PITTSBURGH (AP) — A SWAT team broke into the wrong duplex apartment and forced a couple and four young children into the snow in below-freezing temperatures, according to a federal lawsuit filed Thursday against the city.

Tabatha Werkmeister and Grinage Wilson say the city should have done more to ensure the SWAT team was entering the correct apartment before ordering them and Werkmeister's children — then 15 months to 8 years — to walk barefoot outside on a 20-degree day in January 2014.

"When they first busted in, when I first heard all the commotion, I wondered, 'Was there a fire and they're trying to get us out?'" Werkmeister told The Associated Press. "I had no idea what was going on. I was really scared."

The exterior door leading to the stairs to their upstairs apartment in the subdivided house is located next to an exterior door for the downstairs portion — presumably the intended target.
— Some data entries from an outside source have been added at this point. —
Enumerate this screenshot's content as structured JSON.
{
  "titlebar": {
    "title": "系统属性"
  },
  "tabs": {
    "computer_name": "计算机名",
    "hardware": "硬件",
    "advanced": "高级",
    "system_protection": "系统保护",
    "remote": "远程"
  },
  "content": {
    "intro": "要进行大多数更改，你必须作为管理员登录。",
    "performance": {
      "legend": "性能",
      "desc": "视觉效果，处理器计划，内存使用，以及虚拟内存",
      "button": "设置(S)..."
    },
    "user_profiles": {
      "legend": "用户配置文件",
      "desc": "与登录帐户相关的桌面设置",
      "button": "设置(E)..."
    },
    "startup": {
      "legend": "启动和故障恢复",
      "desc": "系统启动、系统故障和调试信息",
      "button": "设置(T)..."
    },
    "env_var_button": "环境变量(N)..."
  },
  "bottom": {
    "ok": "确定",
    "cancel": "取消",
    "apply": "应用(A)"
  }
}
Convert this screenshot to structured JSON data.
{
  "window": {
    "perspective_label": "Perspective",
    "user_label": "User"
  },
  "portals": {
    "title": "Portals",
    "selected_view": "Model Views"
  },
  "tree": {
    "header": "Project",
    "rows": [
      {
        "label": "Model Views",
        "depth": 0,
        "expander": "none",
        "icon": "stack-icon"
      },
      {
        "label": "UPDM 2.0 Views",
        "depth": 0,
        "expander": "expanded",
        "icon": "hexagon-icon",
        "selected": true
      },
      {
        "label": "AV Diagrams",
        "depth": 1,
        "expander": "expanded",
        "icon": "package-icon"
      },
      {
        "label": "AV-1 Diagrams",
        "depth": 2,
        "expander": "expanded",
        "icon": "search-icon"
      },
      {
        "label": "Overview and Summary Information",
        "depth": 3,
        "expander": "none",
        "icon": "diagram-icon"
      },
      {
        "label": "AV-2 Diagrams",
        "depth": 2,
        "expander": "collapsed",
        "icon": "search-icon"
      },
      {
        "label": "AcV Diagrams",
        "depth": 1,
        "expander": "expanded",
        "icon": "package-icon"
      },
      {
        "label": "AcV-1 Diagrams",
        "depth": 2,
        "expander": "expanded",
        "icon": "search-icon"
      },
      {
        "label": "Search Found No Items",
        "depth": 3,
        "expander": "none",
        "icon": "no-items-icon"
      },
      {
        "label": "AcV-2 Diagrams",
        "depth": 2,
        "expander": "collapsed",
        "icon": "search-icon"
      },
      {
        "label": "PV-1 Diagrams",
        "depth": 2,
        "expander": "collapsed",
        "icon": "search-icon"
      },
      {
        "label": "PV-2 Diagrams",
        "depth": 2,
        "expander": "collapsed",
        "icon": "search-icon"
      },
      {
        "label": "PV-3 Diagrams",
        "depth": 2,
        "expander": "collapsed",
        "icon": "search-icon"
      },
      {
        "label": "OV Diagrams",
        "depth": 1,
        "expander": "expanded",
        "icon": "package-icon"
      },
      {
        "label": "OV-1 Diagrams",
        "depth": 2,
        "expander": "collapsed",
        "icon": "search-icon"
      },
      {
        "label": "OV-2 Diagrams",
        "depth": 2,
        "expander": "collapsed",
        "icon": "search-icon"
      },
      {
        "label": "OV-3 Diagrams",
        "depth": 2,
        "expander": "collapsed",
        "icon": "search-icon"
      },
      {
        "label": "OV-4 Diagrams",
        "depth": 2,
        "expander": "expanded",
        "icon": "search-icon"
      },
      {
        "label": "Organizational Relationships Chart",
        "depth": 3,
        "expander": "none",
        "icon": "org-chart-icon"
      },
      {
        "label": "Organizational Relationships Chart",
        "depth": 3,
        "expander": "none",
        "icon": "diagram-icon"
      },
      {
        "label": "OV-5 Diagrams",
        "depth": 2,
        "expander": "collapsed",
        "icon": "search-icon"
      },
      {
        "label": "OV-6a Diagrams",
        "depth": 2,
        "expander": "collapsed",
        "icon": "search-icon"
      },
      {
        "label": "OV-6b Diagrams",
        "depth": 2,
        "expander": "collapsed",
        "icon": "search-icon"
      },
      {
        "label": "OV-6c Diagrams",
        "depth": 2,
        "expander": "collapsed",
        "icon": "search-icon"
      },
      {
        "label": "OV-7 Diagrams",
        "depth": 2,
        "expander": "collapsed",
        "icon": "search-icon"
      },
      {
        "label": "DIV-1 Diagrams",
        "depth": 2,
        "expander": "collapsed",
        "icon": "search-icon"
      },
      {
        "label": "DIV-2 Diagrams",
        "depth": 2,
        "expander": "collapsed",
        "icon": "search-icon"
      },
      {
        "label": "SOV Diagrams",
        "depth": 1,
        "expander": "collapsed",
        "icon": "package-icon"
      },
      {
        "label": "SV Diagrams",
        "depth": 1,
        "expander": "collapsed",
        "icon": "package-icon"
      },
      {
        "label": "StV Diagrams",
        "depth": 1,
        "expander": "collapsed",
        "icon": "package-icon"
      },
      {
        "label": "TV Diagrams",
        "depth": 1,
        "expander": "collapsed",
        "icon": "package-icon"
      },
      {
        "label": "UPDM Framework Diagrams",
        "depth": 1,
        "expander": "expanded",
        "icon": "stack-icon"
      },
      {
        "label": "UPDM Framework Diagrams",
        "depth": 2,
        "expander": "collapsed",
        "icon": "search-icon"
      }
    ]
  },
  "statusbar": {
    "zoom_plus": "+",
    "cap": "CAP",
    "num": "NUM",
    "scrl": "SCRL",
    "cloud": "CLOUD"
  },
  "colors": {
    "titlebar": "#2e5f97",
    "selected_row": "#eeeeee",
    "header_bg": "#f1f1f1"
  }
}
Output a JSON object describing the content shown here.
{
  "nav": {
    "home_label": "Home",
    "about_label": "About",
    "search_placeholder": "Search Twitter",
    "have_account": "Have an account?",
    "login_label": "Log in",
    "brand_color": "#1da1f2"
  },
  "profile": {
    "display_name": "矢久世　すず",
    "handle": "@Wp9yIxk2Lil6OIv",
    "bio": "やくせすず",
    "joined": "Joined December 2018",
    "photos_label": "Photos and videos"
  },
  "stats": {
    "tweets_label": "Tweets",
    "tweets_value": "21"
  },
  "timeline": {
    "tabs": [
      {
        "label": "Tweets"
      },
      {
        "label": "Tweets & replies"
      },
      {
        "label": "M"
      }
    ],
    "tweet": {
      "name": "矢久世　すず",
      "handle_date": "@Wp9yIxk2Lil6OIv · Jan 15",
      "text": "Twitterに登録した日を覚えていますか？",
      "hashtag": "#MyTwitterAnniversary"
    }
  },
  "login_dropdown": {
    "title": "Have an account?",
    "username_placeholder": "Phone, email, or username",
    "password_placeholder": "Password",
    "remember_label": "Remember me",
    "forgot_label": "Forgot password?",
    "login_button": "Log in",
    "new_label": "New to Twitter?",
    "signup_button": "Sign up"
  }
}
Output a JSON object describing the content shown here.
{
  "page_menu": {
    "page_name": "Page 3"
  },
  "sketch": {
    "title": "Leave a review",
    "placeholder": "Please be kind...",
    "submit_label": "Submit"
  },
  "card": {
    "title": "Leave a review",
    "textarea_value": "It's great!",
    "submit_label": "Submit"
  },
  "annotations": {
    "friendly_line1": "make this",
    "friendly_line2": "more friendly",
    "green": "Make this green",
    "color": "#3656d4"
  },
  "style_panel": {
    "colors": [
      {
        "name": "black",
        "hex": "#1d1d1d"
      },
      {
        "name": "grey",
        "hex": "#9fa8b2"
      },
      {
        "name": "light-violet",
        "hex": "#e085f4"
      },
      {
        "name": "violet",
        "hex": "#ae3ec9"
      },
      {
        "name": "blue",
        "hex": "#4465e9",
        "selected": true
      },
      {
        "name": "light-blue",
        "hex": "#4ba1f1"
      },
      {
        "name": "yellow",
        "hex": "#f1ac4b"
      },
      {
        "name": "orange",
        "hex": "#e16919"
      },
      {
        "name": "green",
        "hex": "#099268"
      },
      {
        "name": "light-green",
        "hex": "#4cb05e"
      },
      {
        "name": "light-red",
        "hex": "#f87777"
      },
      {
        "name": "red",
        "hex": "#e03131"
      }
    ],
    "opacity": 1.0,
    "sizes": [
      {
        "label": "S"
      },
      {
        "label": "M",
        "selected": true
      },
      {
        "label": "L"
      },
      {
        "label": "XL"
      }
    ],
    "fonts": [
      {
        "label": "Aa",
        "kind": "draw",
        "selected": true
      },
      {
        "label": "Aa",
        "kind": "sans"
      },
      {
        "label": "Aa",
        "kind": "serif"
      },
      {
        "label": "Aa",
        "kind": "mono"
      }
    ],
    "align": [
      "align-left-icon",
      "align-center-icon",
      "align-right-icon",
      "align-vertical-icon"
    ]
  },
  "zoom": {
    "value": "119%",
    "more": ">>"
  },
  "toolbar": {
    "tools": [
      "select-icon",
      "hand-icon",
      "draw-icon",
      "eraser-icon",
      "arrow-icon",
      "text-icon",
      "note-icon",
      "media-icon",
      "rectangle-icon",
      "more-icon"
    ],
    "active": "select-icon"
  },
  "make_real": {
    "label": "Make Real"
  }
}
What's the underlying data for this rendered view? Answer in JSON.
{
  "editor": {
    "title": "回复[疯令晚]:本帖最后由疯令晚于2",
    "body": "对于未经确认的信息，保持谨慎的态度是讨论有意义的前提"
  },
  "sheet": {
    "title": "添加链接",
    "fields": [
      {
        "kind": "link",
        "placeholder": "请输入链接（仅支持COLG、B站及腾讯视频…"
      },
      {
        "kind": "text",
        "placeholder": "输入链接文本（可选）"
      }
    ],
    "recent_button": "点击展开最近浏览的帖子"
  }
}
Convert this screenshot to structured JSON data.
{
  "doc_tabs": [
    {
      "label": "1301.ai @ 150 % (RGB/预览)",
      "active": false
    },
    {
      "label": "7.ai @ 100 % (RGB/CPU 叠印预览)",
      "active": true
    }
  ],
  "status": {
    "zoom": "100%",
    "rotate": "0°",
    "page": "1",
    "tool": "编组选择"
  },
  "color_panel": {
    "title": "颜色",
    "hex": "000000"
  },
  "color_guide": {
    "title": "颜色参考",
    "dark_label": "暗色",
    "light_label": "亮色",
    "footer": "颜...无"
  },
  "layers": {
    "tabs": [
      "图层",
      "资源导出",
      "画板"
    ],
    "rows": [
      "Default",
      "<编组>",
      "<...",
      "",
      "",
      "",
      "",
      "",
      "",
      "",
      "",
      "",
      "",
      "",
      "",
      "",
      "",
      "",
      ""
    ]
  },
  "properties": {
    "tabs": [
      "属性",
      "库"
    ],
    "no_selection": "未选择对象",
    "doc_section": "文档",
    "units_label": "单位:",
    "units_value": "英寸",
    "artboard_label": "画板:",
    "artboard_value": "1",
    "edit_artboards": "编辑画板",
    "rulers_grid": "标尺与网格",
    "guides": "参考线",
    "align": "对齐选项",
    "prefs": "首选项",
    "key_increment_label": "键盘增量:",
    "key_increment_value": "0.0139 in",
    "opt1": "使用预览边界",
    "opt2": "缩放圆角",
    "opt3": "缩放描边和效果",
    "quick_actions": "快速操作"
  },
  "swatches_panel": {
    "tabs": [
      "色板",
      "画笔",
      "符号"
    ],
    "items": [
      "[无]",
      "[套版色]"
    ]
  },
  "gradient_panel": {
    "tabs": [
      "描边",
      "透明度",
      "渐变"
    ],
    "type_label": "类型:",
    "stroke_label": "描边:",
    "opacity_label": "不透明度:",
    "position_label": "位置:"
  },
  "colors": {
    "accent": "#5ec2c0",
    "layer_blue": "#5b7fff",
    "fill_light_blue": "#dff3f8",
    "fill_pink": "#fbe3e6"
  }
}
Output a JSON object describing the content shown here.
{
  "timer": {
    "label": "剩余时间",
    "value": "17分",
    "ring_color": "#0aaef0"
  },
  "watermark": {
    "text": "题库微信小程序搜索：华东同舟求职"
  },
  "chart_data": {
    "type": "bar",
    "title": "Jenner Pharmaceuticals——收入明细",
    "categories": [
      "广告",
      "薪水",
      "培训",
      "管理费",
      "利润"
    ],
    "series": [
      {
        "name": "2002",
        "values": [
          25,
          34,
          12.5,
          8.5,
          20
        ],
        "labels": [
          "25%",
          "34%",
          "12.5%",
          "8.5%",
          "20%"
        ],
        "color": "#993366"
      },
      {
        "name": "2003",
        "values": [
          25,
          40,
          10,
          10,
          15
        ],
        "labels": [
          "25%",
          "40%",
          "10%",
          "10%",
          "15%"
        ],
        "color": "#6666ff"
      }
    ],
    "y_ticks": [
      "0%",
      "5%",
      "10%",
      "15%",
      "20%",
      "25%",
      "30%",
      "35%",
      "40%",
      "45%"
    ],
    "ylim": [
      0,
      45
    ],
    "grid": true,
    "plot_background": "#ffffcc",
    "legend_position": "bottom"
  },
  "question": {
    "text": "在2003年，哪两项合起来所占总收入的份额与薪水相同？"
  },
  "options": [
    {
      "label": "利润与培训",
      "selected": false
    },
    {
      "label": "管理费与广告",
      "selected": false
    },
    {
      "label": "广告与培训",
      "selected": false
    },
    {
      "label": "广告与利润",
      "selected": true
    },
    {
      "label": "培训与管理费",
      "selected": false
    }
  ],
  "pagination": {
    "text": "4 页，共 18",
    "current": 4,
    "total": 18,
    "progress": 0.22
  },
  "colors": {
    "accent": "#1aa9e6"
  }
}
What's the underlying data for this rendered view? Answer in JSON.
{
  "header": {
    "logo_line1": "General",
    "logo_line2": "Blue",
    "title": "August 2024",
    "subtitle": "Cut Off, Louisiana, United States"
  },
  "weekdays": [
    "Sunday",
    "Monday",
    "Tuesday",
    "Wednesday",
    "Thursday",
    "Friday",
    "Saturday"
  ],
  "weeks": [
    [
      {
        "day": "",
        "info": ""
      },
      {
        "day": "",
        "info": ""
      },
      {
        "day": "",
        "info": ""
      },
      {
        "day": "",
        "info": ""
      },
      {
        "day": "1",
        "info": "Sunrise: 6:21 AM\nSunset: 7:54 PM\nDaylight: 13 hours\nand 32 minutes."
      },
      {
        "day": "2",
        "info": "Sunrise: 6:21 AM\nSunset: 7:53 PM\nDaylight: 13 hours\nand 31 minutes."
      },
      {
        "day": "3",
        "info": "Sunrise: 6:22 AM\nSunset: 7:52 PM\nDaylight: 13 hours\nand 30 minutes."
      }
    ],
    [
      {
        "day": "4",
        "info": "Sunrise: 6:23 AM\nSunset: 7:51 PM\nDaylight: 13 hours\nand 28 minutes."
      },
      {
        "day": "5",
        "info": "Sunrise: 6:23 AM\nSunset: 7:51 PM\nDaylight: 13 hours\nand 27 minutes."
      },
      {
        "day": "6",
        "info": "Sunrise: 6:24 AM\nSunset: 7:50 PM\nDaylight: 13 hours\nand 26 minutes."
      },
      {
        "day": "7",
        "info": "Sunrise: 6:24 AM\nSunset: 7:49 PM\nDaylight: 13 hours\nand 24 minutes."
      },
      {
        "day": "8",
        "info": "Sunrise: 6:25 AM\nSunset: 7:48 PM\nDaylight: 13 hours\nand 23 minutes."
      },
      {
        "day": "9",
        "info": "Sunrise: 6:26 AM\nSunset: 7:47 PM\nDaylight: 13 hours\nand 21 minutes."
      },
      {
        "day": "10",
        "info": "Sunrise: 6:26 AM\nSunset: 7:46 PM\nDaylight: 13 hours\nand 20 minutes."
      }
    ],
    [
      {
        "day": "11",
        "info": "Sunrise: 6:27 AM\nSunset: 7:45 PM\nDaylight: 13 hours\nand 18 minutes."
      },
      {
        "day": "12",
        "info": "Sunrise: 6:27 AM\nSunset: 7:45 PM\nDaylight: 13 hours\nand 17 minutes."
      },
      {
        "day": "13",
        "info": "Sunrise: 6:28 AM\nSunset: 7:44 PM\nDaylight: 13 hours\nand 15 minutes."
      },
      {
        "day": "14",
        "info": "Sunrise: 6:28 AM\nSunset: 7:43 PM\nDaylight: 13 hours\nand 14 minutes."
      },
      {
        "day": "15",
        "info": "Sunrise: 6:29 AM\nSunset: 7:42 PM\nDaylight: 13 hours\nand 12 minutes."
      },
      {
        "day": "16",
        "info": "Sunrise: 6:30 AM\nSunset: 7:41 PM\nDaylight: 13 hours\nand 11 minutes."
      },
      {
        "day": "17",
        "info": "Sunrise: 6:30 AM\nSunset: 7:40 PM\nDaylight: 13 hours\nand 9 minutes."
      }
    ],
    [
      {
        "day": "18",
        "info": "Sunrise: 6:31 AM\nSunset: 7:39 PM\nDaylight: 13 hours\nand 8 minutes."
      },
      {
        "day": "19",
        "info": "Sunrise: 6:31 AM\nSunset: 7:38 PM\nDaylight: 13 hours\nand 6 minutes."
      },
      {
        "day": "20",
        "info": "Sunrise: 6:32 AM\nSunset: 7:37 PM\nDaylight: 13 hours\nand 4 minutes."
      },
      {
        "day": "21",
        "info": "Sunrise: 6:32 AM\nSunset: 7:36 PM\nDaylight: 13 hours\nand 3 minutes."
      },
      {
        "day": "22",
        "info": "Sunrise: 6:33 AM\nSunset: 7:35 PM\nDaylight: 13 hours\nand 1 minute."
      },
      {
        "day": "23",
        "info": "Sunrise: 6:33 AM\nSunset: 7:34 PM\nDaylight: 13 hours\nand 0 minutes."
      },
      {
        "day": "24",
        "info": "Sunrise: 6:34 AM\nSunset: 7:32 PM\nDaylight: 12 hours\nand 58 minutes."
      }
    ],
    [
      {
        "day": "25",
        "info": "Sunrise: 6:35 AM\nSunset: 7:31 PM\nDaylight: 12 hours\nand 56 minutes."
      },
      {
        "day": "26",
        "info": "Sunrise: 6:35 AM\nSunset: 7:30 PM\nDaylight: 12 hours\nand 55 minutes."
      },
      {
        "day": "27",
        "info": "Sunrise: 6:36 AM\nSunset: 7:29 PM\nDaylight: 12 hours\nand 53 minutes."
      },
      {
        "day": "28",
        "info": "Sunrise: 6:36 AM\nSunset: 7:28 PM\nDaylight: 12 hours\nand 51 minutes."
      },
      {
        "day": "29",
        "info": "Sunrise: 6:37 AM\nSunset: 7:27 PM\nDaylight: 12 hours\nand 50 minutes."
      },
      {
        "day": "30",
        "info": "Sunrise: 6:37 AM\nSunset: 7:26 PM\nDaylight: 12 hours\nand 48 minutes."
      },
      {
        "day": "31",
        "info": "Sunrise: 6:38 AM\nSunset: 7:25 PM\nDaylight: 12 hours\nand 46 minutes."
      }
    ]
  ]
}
Werkmeister told the AP that an officer gave her a phone number to call about getting her door fixed, then blamed her for the mistake because there wasn't an address number outside their door.

City police and Law Department officials declined to comment on the lawsuit.

Werkmeister's attorney, Margaret Coleman, said the lawsuit, which seeks unspecified damages, resulted from two problems with the city's SWAT team.

"One is that they're using the SWAT team much too frequently. In 2013, they used this paramilitary force more than 250 times against civilians," Coleman told the AP. "The second (problem) is, when you're going to use the kind of overwhelming force that's designed to terrorize and overwhelm people, you have to make sure you're using it against the right people."

Werkmeister said police asked whether she knew a man named Marlo — the presumed target of the raid. Werkmeister told police she didn't know him but believed he lived in the downstairs unit, the lawsuit said.

The lawsuit contends police rousted Werkmeister's family from bed at 6 a.m. and put them in the back of an unheated truck. Police brought them a blanket from their home about 20 minutes later, and they had to walk barefoot through the snow about 20 minutes after that when police let them return home, according to the lawsuit.

Werkmeister said her children are now wary and timid around police, though the lawsuitnotes that their grandmother is a lieutenant on the city police department.

"By doing stuff like this, they're creating a generation of kids that are afraid of police officers, which is what we don't want," Coleman said.